Then one of my boys’ history masters told me about a course of lectures given by Professor Bruce, Extra-Mural Professor from Oxford. They weren’t expensive, I think it was only a shilling a time, or cheaper if you took the whole lot, twenty-four of them. I took the lot.

It was fascinating to me this course of lectures. He must have been a brilliant teacher because the lessons were in the evening from half past seven to half past nine, with a break in between for a cup of coffee, but often with the discussion that used to go on afterwards it was eleven o’clock before I got away, and eleven thirty before I got home. My husband used to say, ‘I don’t know what kind of education you’re getting that keeps you out till half past eleven.’

But it was a real eye-opener for me, I’d always thought history was a dry thing, a succession of dates and things like that.

Then I started going to evening classes in philosophy, history, and literature. The only thing that really beat me was this metaphysical philosophy. You know when you first start anything, you want to be all high-hat. You don’t want to go to the same things that everyone else goes to, you want to come out with some high-falutin’ name, so I signed on for metaphysical philosophy.

I never knew what it was all about. All I could understand was it was something to do with being a hedonist, or some such thing. After six evenings I decided that it wasn’t for me. But that was the only subject where I didn’t stick the course out.

Where has it all taken me? Well, I passed my ‘O’ levels at the age of fifty-eight, and I’m now taking the Advance levels which I hope to get before I’m sixty. People say to me, ‘I can’t understand you doing it.’

I think it springs from the beginnings. All life is bound up together, isn’t it? I liked school, I won a scholarship which I couldn’t afford to take; I went into domestic service. I was dissatisfied and all this dissatisfaction was worked out in my attitudes to the environments of domestic service. If I’d been something else I should have been militant against that life, I expect.

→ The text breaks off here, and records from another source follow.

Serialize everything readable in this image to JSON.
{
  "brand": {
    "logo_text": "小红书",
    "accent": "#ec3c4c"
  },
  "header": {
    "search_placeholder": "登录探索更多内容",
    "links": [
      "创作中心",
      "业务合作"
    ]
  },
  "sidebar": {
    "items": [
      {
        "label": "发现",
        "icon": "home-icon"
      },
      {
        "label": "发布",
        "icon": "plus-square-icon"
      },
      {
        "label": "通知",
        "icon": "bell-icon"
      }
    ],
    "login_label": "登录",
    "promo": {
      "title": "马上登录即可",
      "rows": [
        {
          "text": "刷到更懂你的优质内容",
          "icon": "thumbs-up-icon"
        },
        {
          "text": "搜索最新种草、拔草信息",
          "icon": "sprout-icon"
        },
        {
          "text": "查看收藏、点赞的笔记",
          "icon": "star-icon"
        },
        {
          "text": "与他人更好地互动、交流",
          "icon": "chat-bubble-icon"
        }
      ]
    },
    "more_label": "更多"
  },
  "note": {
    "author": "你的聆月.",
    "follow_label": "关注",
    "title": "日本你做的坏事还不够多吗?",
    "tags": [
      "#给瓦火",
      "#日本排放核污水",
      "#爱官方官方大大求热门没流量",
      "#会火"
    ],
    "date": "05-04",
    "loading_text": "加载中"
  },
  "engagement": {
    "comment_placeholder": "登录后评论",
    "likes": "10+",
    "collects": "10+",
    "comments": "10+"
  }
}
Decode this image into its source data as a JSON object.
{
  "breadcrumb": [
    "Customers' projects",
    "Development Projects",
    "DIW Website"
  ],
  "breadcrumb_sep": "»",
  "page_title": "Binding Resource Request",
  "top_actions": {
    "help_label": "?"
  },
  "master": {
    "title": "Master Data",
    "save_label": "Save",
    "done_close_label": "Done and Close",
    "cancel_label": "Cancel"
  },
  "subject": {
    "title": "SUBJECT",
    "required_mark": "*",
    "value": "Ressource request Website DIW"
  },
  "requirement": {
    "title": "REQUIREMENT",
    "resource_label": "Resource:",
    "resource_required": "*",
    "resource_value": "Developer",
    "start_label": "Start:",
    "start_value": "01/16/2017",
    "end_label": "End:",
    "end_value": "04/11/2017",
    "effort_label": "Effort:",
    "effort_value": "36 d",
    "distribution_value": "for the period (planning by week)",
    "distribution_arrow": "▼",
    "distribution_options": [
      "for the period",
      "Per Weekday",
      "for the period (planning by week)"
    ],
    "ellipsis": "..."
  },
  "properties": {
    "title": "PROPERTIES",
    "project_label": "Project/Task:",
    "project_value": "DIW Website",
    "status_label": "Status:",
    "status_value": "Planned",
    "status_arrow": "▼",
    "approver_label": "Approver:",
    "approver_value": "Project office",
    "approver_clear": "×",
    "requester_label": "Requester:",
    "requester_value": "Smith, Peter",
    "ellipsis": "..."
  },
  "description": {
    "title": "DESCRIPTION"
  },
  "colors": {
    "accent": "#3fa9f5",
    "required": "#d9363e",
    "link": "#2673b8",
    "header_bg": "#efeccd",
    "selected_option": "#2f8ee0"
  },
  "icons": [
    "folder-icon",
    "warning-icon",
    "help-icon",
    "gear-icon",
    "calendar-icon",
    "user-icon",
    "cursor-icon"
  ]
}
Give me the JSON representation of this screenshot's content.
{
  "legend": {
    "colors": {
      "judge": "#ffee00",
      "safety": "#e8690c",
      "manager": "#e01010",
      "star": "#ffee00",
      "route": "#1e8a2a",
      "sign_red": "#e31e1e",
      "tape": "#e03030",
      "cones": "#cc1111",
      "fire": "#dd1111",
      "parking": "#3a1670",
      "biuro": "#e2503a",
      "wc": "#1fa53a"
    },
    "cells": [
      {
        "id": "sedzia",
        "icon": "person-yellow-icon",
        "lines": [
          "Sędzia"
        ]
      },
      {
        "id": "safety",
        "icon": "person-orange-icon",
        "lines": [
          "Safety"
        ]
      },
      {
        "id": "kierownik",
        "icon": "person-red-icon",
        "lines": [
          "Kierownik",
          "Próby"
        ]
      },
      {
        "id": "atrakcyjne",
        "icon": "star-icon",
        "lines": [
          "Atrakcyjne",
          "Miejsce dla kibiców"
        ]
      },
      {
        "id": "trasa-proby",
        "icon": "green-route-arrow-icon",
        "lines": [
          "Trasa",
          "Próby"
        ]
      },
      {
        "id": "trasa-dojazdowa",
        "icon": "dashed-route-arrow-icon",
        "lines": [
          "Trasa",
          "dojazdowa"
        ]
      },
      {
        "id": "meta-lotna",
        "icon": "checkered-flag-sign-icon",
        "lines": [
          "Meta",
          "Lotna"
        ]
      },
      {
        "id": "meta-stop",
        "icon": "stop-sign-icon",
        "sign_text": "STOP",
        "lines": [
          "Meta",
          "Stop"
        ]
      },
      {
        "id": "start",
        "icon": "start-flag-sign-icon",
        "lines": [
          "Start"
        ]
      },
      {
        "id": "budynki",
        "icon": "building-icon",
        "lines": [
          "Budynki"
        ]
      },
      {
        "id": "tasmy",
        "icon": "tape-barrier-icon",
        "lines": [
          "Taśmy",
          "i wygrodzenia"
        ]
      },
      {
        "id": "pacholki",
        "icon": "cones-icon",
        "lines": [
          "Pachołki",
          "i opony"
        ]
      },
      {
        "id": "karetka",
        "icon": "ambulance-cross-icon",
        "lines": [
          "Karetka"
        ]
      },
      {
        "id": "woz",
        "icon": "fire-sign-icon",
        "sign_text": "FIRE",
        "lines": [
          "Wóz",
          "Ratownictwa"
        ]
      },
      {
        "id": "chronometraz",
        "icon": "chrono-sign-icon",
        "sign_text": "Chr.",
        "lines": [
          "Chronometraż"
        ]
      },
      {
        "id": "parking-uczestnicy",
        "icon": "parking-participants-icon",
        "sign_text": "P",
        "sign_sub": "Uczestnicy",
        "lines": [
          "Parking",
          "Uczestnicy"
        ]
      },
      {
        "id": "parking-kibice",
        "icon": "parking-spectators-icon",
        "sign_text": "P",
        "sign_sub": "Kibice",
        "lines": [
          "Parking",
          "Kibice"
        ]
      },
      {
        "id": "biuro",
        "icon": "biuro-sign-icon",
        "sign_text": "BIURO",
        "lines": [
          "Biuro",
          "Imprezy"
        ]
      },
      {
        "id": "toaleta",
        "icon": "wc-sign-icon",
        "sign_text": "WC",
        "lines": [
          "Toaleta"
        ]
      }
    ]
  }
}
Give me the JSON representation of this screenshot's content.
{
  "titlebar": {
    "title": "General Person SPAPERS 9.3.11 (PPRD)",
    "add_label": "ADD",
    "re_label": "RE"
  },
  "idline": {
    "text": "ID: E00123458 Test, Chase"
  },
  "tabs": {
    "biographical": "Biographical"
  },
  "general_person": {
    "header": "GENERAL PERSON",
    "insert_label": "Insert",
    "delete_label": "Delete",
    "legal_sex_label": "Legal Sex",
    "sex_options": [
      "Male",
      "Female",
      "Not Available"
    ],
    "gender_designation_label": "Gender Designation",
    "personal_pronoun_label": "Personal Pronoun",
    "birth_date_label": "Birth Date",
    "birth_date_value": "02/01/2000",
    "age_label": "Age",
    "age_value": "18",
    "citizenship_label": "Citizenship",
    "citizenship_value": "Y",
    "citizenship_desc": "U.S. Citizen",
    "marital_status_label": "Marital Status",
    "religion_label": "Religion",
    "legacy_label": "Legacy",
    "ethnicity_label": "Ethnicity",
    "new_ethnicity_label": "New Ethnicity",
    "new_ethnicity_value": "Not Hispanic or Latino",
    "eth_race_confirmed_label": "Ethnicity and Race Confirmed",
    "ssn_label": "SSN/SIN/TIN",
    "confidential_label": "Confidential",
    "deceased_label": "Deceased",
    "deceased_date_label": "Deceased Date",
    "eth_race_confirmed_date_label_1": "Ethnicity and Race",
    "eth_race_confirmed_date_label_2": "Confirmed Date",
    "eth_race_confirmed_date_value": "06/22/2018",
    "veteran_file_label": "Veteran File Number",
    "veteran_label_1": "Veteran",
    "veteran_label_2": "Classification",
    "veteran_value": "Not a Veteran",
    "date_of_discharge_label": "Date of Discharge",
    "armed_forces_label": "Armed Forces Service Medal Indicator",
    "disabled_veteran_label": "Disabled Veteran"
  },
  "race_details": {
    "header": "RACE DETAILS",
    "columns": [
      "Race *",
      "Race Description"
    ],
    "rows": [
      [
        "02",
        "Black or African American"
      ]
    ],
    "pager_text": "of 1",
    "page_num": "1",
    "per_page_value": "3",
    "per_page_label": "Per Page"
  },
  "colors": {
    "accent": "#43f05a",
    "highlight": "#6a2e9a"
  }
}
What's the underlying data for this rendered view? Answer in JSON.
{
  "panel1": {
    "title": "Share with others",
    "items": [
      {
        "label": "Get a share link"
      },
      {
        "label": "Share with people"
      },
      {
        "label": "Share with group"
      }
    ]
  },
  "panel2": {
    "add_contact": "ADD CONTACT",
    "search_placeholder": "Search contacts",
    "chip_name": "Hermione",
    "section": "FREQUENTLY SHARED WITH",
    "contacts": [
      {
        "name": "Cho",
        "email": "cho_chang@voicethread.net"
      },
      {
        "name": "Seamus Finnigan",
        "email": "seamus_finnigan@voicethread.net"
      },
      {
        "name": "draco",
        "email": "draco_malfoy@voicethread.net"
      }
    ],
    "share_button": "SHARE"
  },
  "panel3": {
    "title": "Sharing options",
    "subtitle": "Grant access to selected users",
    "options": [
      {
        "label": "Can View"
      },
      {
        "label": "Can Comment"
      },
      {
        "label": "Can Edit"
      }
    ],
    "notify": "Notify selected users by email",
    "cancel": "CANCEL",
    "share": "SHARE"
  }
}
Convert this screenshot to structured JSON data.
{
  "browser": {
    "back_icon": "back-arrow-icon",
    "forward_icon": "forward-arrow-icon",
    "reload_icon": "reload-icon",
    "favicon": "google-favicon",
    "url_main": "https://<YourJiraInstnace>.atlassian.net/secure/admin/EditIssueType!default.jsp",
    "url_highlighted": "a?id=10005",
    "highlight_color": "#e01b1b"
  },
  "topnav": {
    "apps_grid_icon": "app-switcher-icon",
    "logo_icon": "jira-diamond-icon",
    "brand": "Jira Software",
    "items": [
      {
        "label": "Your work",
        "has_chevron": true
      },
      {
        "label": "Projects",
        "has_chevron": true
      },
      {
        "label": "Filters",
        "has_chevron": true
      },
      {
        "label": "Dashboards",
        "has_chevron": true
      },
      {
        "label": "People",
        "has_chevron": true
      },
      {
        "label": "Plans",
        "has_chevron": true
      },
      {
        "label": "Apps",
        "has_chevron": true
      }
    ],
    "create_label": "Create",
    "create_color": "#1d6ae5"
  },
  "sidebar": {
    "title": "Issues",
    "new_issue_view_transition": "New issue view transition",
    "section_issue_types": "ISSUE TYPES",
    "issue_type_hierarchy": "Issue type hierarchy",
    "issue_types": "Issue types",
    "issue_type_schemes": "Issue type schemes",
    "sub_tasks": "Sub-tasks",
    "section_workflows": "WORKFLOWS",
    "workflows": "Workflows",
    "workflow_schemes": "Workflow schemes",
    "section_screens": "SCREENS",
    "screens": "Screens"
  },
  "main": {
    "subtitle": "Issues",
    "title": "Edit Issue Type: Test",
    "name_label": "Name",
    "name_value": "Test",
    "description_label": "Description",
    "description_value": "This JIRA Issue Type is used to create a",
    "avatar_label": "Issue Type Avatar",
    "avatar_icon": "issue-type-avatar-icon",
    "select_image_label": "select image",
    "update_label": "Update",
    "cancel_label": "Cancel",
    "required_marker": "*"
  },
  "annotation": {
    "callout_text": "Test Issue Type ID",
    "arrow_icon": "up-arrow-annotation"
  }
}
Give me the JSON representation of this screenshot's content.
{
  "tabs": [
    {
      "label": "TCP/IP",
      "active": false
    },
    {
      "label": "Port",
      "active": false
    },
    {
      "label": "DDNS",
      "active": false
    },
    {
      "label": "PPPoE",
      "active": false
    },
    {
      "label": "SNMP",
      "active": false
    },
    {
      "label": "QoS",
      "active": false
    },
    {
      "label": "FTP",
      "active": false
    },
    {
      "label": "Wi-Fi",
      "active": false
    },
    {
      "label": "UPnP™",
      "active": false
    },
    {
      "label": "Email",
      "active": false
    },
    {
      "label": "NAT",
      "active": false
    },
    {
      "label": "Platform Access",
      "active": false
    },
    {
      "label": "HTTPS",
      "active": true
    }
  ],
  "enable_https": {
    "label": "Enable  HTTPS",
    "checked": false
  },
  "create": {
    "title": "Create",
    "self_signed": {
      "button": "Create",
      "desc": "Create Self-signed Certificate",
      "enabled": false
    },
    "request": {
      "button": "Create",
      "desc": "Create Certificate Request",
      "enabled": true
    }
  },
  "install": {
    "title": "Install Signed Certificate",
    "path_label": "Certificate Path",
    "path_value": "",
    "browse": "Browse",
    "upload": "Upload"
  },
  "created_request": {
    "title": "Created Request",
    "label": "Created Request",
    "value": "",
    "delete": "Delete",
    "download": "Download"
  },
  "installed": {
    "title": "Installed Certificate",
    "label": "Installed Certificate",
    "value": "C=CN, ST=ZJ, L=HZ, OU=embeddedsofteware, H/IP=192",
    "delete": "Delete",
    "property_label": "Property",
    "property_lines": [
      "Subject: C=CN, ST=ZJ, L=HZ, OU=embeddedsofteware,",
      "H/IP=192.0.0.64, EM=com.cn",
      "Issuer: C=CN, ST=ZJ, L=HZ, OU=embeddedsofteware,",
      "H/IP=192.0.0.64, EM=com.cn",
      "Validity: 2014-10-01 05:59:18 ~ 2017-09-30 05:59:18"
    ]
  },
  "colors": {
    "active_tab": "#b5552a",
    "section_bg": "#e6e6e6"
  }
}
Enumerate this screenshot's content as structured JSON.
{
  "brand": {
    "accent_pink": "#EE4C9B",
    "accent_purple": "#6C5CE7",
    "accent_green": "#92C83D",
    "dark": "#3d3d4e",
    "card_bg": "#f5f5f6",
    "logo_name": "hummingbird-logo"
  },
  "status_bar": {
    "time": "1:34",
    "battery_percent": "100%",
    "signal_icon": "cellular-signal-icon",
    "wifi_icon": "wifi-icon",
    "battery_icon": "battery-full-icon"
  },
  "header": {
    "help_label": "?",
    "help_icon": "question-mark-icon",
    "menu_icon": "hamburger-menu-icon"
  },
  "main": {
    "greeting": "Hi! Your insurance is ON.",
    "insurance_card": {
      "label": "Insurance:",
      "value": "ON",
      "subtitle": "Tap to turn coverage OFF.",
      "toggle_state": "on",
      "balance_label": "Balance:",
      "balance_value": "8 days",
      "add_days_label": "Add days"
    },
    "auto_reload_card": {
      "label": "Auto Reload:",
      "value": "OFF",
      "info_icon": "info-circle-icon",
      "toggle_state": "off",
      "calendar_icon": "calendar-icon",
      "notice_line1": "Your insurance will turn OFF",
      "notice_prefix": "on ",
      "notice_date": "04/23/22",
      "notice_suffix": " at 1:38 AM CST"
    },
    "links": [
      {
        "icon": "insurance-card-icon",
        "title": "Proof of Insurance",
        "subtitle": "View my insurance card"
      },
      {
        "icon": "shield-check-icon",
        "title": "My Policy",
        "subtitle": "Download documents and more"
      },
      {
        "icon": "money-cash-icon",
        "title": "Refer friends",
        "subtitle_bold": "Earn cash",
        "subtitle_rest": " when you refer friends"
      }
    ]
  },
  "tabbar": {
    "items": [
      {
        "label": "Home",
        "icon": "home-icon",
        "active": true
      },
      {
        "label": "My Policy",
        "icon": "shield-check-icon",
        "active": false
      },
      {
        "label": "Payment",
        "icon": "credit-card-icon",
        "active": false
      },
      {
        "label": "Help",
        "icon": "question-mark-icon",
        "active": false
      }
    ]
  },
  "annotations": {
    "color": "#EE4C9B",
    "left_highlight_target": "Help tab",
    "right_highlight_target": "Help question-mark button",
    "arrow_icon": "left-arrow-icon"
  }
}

When I got married, I had the boys and became a mother pure and simple. Then when they were off my hands it came out again.

People say, ‘I suppose you got bored with life’, but it wasn’t as sudden as that. The seeds are in you and although it may take ten, twenty, or forty years, eventually you can do what you wanted to do at the beginning.

Would I have been happier if I’d been able to do what I wanted when I was young? I might have been. I’m not one of those who pretend that because you’re poor there’s something wonderful about it. I’d love to be rich. There’s nothing particularly beautiful about being poor, having the wrong sort of clothes, and not being able to go to the right sort of places. I don’t particularly envy rich people but I don’t blame them. They try and hang on to their money, and if I had it I’d hang on to it too. Those people who say the rich should share what they’ve got are talking a lot of my eye and Betty Martin; it’s only because they haven’t got it they think that way. I wouldn’t reckon to share mine around.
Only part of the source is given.